Should You Trust Your Doctors Prescription?

Should You Trust Your Doctors Prescription? John Oliver of Last Week Tonight does a great job on explaining (and criticizing) the links of doctors who prescribe your medicine to big pharmaceutical companies.

Want to know whether your doctor has received anything from big pharma?

Go check out the Open Payments website, a database maintained by the federal government (thanks, Obama) which could clue you in on any “gifts” received by your physician.

Watch John Oliver:

More on Open Payments:

Open Payments is a federal program that annually collects and makes information public about financial relationships between the health care industry, physicians, and teaching hospitals. The Centers for Medicare & Medicaid Services (CMS) collects information from manufacturers of drugs and devices about payments and other transfers of value they make to physicians and teaching hospitals. These payments and other transfers of value can be for many purposes, like research, consulting, travel, and gifts.
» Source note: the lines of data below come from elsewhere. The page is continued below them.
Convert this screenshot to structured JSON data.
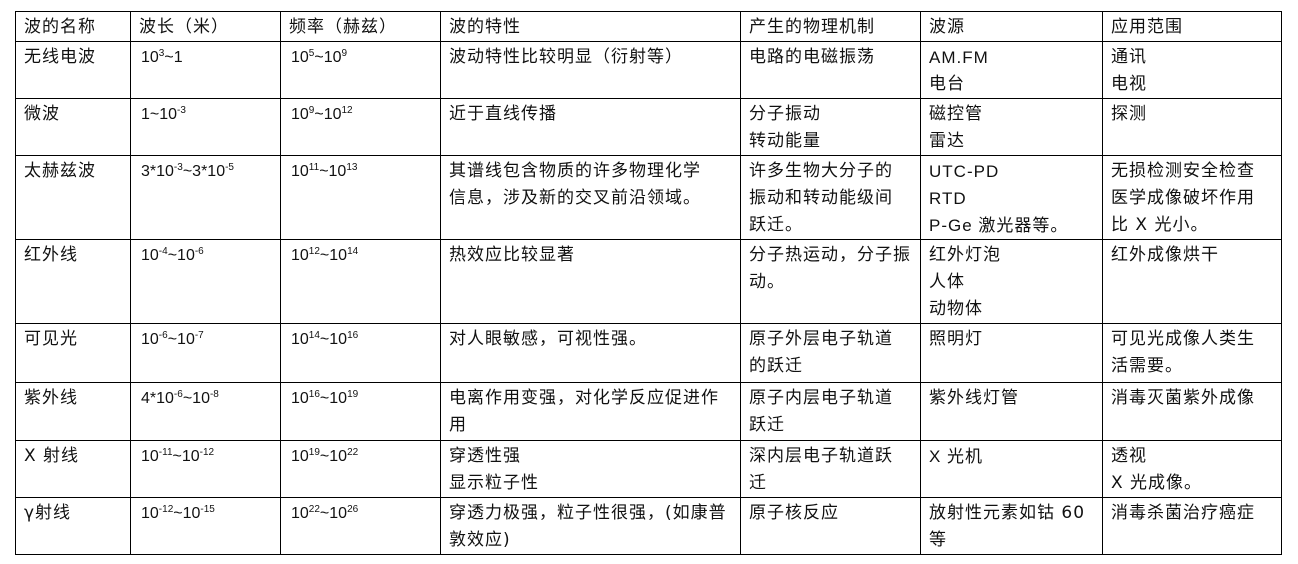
{
  "headers": [
    "波的名称",
    "波长（米）",
    "频率（赫兹）",
    "波的特性",
    "产生的物理机制",
    "波源",
    "应用范围"
  ],
  "rows": [
    {
      "name": [
        "无线电波"
      ],
      "wavelength": [
        {
          "t": "10"
        },
        {
          "sup": "3"
        },
        {
          "t": "~1"
        }
      ],
      "frequency": [
        {
          "t": "10"
        },
        {
          "sup": "5"
        },
        {
          "t": "~10"
        },
        {
          "sup": "9"
        }
      ],
      "property": [
        "波动特性比较明显（衍射等）"
      ],
      "mechanism": [
        "电路的电磁振荡"
      ],
      "source": [
        "AM.FM",
        "电台"
      ],
      "application": [
        "通讯",
        "电视"
      ]
    },
    {
      "name": [
        "微波"
      ],
      "wavelength": [
        {
          "t": "1~10"
        },
        {
          "sup": "-3"
        }
      ],
      "frequency": [
        {
          "t": "10"
        },
        {
          "sup": "9"
        },
        {
          "t": "~10"
        },
        {
          "sup": "12"
        }
      ],
      "property": [
        "近于直线传播"
      ],
      "mechanism": [
        "分子振动",
        "转动能量"
      ],
      "source": [
        "磁控管",
        "雷达"
      ],
      "application": [
        "探测"
      ]
    },
    {
      "name": [
        "太赫兹波"
      ],
      "wavelength": [
        {
          "t": "3*10"
        },
        {
          "sup": "-3"
        },
        {
          "t": "~3*10"
        },
        {
          "sup": "-5"
        }
      ],
      "frequency": [
        {
          "t": "10"
        },
        {
          "sup": "11"
        },
        {
          "t": "~10"
        },
        {
          "sup": "13"
        }
      ],
      "property": [
        "其谱线包含物质的许多物理化学",
        "信息，涉及新的交叉前沿领域。"
      ],
      "mechanism": [
        "许多生物大分子的",
        "振动和转动能级间",
        "跃迁。"
      ],
      "source": [
        "UTC-PD",
        "RTD",
        "P-Ge 激光器等。"
      ],
      "application": [
        "无损检测安全检查",
        "医学成像破坏作用",
        "比 X 光小。"
      ]
    },
    {
      "name": [
        "红外线"
      ],
      "wavelength": [
        {
          "t": "10"
        },
        {
          "sup": "-4"
        },
        {
          "t": "~10"
        },
        {
          "sup": "-6"
        }
      ],
      "frequency": [
        {
          "t": "10"
        },
        {
          "sup": "12"
        },
        {
          "t": "~10"
        },
        {
          "sup": "14"
        }
      ],
      "property": [
        "热效应比较显著"
      ],
      "mechanism": [
        "分子热运动，分子振",
        "动。"
      ],
      "source": [
        "红外灯泡",
        "人体",
        "动物体"
      ],
      "application": [
        "红外成像烘干"
      ]
    },
    {
      "name": [
        "可见光"
      ],
      "wavelength": [
        {
          "t": "10"
        },
        {
          "sup": "-6"
        },
        {
          "t": "~10"
        },
        {
          "sup": "-7"
        }
      ],
      "frequency": [
        {
          "t": "10"
        },
        {
          "sup": "14"
        },
        {
          "t": "~10"
        },
        {
          "sup": "16"
        }
      ],
      "property": [
        "对人眼敏感，可视性强。"
      ],
      "mechanism": [
        "原子外层电子轨道",
        "的跃迁"
      ],
      "source": [
        "照明灯"
      ],
      "application": [
        "可见光成像人类生",
        "活需要。"
      ]
    },
    {
      "name": [
        "紫外线"
      ],
      "wavelength": [
        {
          "t": "4*10"
        },
        {
          "sup": "-6"
        },
        {
          "t": "~10"
        },
        {
          "sup": "-8"
        }
      ],
      "frequency": [
        {
          "t": "10"
        },
        {
          "sup": "16"
        },
        {
          "t": "~10"
        },
        {
          "sup": "19"
        }
      ],
      "property": [
        "电离作用变强，对化学反应促进作",
        "用"
      ],
      "mechanism": [
        "原子内层电子轨道",
        "跃迁"
      ],
      "source": [
        "紫外线灯管"
      ],
      "application": [
        "消毒灭菌紫外成像"
      ]
    },
    {
      "name": [
        " X 射线"
      ],
      "wavelength": [
        {
          "t": "10"
        },
        {
          "sup": "-11"
        },
        {
          "t": "~10"
        },
        {
          "sup": "-12"
        }
      ],
      "frequency": [
        {
          "t": "10"
        },
        {
          "sup": "19"
        },
        {
          "t": "~10"
        },
        {
          "sup": "22"
        }
      ],
      "property": [
        "穿透性强",
        "显示粒子性"
      ],
      "mechanism": [
        "深内层电子轨道跃",
        "迁"
      ],
      "source": [
        " X 光机"
      ],
      "application": [
        "透视",
        "X 光成像。"
      ]
    },
    {
      "name": [
        "γ射线"
      ],
      "wavelength": [
        {
          "t": "10"
        },
        {
          "sup": "-12"
        },
        {
          "t": "~10"
        },
        {
          "sup": "-15"
        }
      ],
      "frequency": [
        {
          "t": "10"
        },
        {
          "sup": "22"
        },
        {
          "t": "~10"
        },
        {
          "sup": "26"
        }
      ],
      "property": [
        "穿透力极强，粒子性很强，(如康普",
        "敦效应)"
      ],
      "mechanism": [
        "原子核反应"
      ],
      "source": [
        "放射性元素如钴 60",
        "等"
      ],
      "application": [
        "消毒杀菌治疗癌症"
      ]
    }
  ]
}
CMS will be making this data publicly available each reporting year.

Pro Publica is another group which seeks to monitor the link between physicians and pharmaceutical companies.

Go check out its Dollars for Docs database.

After John Oliver’s takedown of the cozy relationship of some doctors prescribing drugs and the companies making them, the The Washington Post’s Ed Silverman reached out to the American Medical Association for comment.

can you trust doctors prescription

Apparently its head, President Robert Wah responded by stating that the AMA is “committed to transparency and supports the release of data that promotes understanding and trust and strengthens the patient-physician relationship. For that reason, the AMA supported the [law] when it was passed by Congress.”

More from AMA President Robert Wah:

The AMA believes that interactions between physicians and the pharmaceutical industry should be transparent and in the best interest of patients, and we have clear ethical guidelines governing these interactions to ensure patients receive high quality care and to minimize potential conflicts of interest.

Appropriate interactions between physicians and industry can often drive innovation, discovery and changes in medical practice that may promote better patient outcomes.

In ending, we’d like to state that most doctors are scrupulous, are not influenced by big pharma, and that they have the patient’s best interest at heart when prescribing drugs.

Should You Trust Your Doctors Prescription? Posted 12 February 2015. Last updated on 12 February 2015.